Police detectives investigate and Ryuko decides to leave the Black Rose Mansion, but Kyohei confesses that he is in love with her and offers to let her stay forever in his mansion. She agrees and he renovates the mansion to allow her to perform there alone without an audience.

Kyohei's wayward son Wataru visits to investigate and becomes infatuated with Ryuko. They fall in love but they do not have enough money to run away together so Wataru agrees to be the getaway driver for his friend Yajima when he robs a Norwegian vessel. They are shot by the police as they are escaping and Wataru collapses after reaching the Black Rose Mansion. His blood does not spill on Ryuko's black rose, disappointing her. Kyohei says that he is giving up Ryuko and asks Wataru to stay with him, but Wataru chooses Ryuko.

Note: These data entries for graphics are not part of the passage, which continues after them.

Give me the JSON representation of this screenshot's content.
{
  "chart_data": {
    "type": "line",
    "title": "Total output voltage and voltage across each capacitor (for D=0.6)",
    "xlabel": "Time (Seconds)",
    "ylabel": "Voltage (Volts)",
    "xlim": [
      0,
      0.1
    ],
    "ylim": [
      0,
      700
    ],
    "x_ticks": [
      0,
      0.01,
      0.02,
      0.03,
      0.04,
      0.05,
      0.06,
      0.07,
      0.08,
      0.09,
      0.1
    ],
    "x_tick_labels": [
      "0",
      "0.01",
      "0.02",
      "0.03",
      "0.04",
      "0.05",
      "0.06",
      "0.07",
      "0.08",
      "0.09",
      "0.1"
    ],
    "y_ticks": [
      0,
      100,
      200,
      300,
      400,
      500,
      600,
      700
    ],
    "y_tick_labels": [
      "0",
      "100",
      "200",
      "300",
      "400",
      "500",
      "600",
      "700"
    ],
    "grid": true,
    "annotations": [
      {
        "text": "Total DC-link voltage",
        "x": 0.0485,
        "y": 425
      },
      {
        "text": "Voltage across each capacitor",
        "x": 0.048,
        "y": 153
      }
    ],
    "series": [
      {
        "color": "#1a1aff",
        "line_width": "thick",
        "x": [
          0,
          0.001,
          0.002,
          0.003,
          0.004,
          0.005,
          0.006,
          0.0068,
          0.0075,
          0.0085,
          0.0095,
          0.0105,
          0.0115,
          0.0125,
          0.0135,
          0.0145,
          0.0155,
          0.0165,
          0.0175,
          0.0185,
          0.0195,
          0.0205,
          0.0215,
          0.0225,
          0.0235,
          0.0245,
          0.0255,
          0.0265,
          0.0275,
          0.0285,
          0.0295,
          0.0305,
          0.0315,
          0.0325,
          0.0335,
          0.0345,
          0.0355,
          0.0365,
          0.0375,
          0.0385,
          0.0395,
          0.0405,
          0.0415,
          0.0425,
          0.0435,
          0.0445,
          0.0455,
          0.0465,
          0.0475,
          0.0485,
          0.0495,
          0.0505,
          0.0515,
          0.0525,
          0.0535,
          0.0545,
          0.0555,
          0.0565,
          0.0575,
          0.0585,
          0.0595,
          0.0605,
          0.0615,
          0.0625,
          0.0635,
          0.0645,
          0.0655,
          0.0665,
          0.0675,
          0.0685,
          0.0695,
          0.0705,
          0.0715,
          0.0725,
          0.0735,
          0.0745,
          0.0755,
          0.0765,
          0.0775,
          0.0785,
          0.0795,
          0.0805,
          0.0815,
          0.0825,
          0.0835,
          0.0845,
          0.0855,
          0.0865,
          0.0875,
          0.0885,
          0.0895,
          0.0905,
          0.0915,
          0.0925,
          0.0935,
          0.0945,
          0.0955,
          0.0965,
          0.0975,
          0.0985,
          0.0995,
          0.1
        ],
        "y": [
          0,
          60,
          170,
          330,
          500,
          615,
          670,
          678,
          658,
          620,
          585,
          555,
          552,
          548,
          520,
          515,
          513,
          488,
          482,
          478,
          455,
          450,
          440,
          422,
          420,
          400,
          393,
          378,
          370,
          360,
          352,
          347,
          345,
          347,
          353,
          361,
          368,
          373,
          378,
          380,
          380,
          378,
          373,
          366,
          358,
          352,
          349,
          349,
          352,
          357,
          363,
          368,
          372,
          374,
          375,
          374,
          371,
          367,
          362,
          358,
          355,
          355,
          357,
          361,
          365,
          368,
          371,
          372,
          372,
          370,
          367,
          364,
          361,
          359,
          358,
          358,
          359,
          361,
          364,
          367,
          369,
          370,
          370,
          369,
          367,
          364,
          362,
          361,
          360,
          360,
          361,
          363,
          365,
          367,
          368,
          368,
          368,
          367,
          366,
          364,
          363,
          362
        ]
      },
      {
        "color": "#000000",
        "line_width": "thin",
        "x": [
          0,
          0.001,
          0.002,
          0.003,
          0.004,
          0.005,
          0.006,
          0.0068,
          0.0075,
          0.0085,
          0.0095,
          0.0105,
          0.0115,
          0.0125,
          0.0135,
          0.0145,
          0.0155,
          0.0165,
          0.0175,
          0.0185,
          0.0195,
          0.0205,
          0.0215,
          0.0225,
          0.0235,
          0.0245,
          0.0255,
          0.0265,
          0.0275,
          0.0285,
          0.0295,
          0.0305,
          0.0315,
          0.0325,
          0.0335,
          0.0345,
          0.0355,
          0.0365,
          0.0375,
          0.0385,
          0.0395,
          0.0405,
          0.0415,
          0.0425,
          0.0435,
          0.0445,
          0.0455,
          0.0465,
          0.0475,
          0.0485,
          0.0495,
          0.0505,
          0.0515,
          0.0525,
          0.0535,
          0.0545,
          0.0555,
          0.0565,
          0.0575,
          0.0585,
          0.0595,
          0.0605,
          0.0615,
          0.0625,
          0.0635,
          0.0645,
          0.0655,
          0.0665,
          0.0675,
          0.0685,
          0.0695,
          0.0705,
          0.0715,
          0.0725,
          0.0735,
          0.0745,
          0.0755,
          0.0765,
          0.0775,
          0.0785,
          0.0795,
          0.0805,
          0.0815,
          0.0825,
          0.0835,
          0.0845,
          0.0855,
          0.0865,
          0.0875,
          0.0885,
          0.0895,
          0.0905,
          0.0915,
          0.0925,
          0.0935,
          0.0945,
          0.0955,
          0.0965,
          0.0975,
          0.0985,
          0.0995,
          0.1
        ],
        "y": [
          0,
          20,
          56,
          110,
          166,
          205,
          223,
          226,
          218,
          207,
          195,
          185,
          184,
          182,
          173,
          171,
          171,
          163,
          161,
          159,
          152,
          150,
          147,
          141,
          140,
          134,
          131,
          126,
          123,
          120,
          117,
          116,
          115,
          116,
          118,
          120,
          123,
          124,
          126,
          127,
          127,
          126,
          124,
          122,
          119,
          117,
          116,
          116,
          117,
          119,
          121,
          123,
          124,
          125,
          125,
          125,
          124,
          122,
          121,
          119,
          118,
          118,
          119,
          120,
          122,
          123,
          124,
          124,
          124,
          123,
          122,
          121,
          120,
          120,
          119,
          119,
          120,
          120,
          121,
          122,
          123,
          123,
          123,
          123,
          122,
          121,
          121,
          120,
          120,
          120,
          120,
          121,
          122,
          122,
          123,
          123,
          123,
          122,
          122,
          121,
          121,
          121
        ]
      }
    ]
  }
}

Wataru and Ryuko escape in a speedboat. Wataru bleeds out and collapses as Ryuko cries out that she loves him just before they crash into a larger vessel. Kyohei is called to the scene to identify the bodies, where he finds the black rose covered in red blood.

==Cast==
- Akihiro Miwa as Ryuko Fujio
- Eitaro Ozawa as Kyohei Sako
- Masakazu Tamura as Wataru
- Ayako Hosho as Kyohei's Wife
- Kō Nishimura as Otomo
- Kikko Matsuoka as Reiko
- Akira Jo as George
- Ryōhei Uchida as Kazama
- Yūsuke Kawazu as Tsugawa

==Other credits==
- Art direction: Kumagai Masao
- Written by:
  - Kinji Fukasaku
  - Hirō Matsuda
  - Yukio Mishima - play

==Reception==
Hayley Scanlon of windowsonworlds.com wrote that Black Rose Mansion is "drenched in gothic melodrama" but "also succeeds in being both fascinatingly intriguing and a whole lot of strange fun at the same time."

In the book Rising Sun, Divided Land: Japanese and South Korean Filmmakers, author Kate E. Taylor-Jones writes, "In his use of people and characters that deliberately challenge the dominant ideology of attempting to 'forget' the war, Fukasaku is a fore-runner of later directors such as Miike Takashi who would also use non-Japanese characters to make comments on the state of Japanese society."